Some of Keith’s arguments do not correspond to my experience with collaborative and process-based applications. Attention, please – those applications were designed for clients (including international ones) based in Switzerland – maybe similar applications for the US-based clients should be different.

At first, as usual, it is necessary to emphasize that BPM is a process-oriented management methodology, BPMS is a technology and ACM is a technology. So, it is not correct to compare BPM vs. ACM. My point of view about their relationships was expressed in http://improving-bpm-systems.blogspot.com/2010/12/illustrations-for-bpm-acm-case.html

<quote>BPM needs process architecture, ACM has no such need </quote>

Work of a social worker is based on the existing rules, procedures and laws. Some of them are expressed in as processes. So, the process architecture is necessary; it must exist but it is not visible (similar to the 90% of an iceberg); and preferably it should be explicit.

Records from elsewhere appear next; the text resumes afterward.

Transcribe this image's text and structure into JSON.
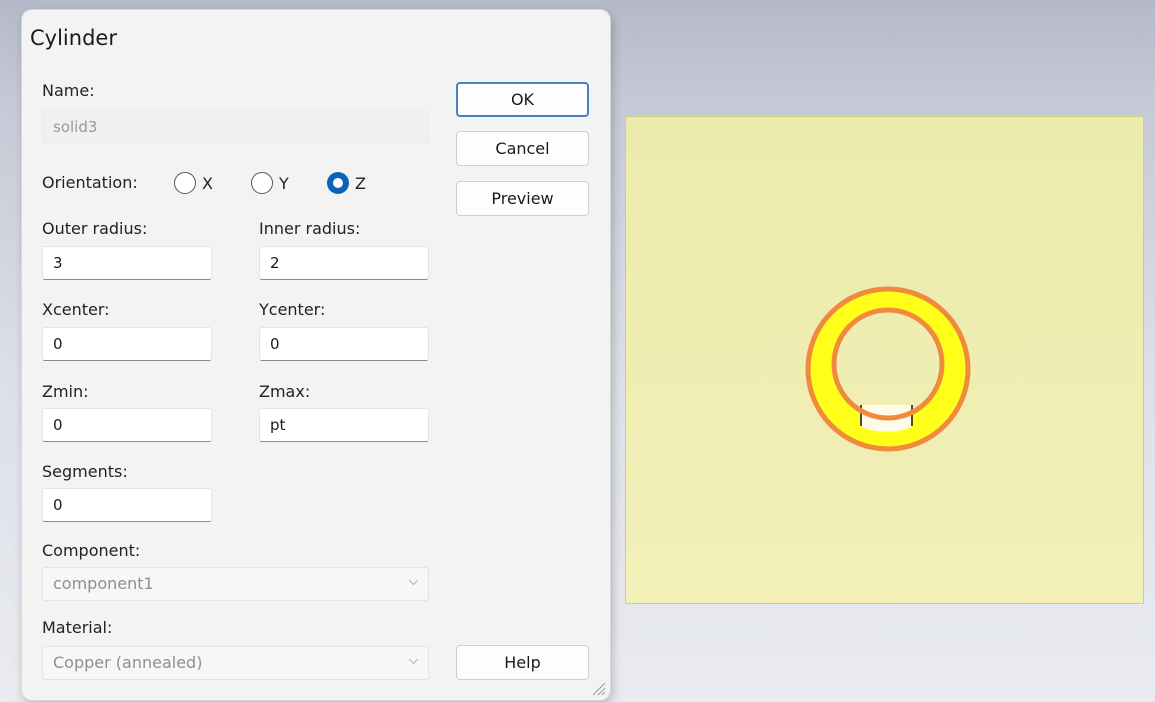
{
  "dialog": {
    "title": "Cylinder",
    "name_label": "Name:",
    "name_value": "solid3",
    "orientation_label": "Orientation:",
    "orientation_options": [
      "X",
      "Y",
      "Z"
    ],
    "orientation_selected": "Z",
    "outer_radius_label": "Outer radius:",
    "outer_radius_value": "3",
    "inner_radius_label": "Inner radius:",
    "inner_radius_value": "2",
    "xcenter_label": "Xcenter:",
    "xcenter_value": "0",
    "ycenter_label": "Ycenter:",
    "ycenter_value": "0",
    "zmin_label": "Zmin:",
    "zmin_value": "0",
    "zmax_label": "Zmax:",
    "zmax_value": "pt",
    "segments_label": "Segments:",
    "segments_value": "0",
    "component_label": "Component:",
    "component_value": "component1",
    "material_label": "Material:",
    "material_value": "Copper (annealed)",
    "buttons": {
      "ok": "OK",
      "cancel": "Cancel",
      "preview": "Preview",
      "help": "Help"
    }
  },
  "colors": {
    "ring_fill": "#ffff1a",
    "ring_outline": "#f08a3c",
    "workplane": "#f0eeb4",
    "selected_radio": "#0a63b8"
  },
  "icons": {
    "dropdown": "chevron-down-icon",
    "resize": "resize-grip-icon"
  }
}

For example, an application for automating “Office de faillite” (a governmental structure to implement bankruptcies) is a mixture of ACM features and classic BPMS because the bankruptcy process template is defined in the law with many slight variations. Although each bankruptcy case (process instance) is different, they use the same process architecture which is the proof that each case follows the law.

<quote>In BPM the person who designs the process needs to be a data architect, but in ACM these are different roles.  The person who designes the “process” does not need to be a data architect. </quote>

Although many BPMS vendors provide data modelling capabilities, it is not always that a BPMS-based implementation of process-managed application forces the process architect to be a data architect. Some process-oriented applications are just moving existing data from one place to another or collecting process metrics.

<quote>BPM needs strong capabilities for integration, but in ACM there is little or no need for field-level integration. ACM can work well with documents, reports, and links to other application user interface.</quote>

At the beginning, the users of collaborative applications are very happy with just the access to documents, reports and links. Then those users ask for provisioning more case-related information which is usually “mastered” in central resources. For example, a Word document should contain several attributes extracted from SAP.

The mentioned above “Office de faillite” application is integrated with a corporate finance system, a corporate electronic publishing system, a corporate document management system, a country-wide postal-addresses system, etc.

In conclusion: considering that “knowledge workers” and “workers who are doing repeatable work” are working TOGETHER, the capabilities from both ACM and BPMS should work together. As the first step for achieving this synergy,  it is necessary to provide the commonly-agreed reference models and reference architectures (independent from the tools).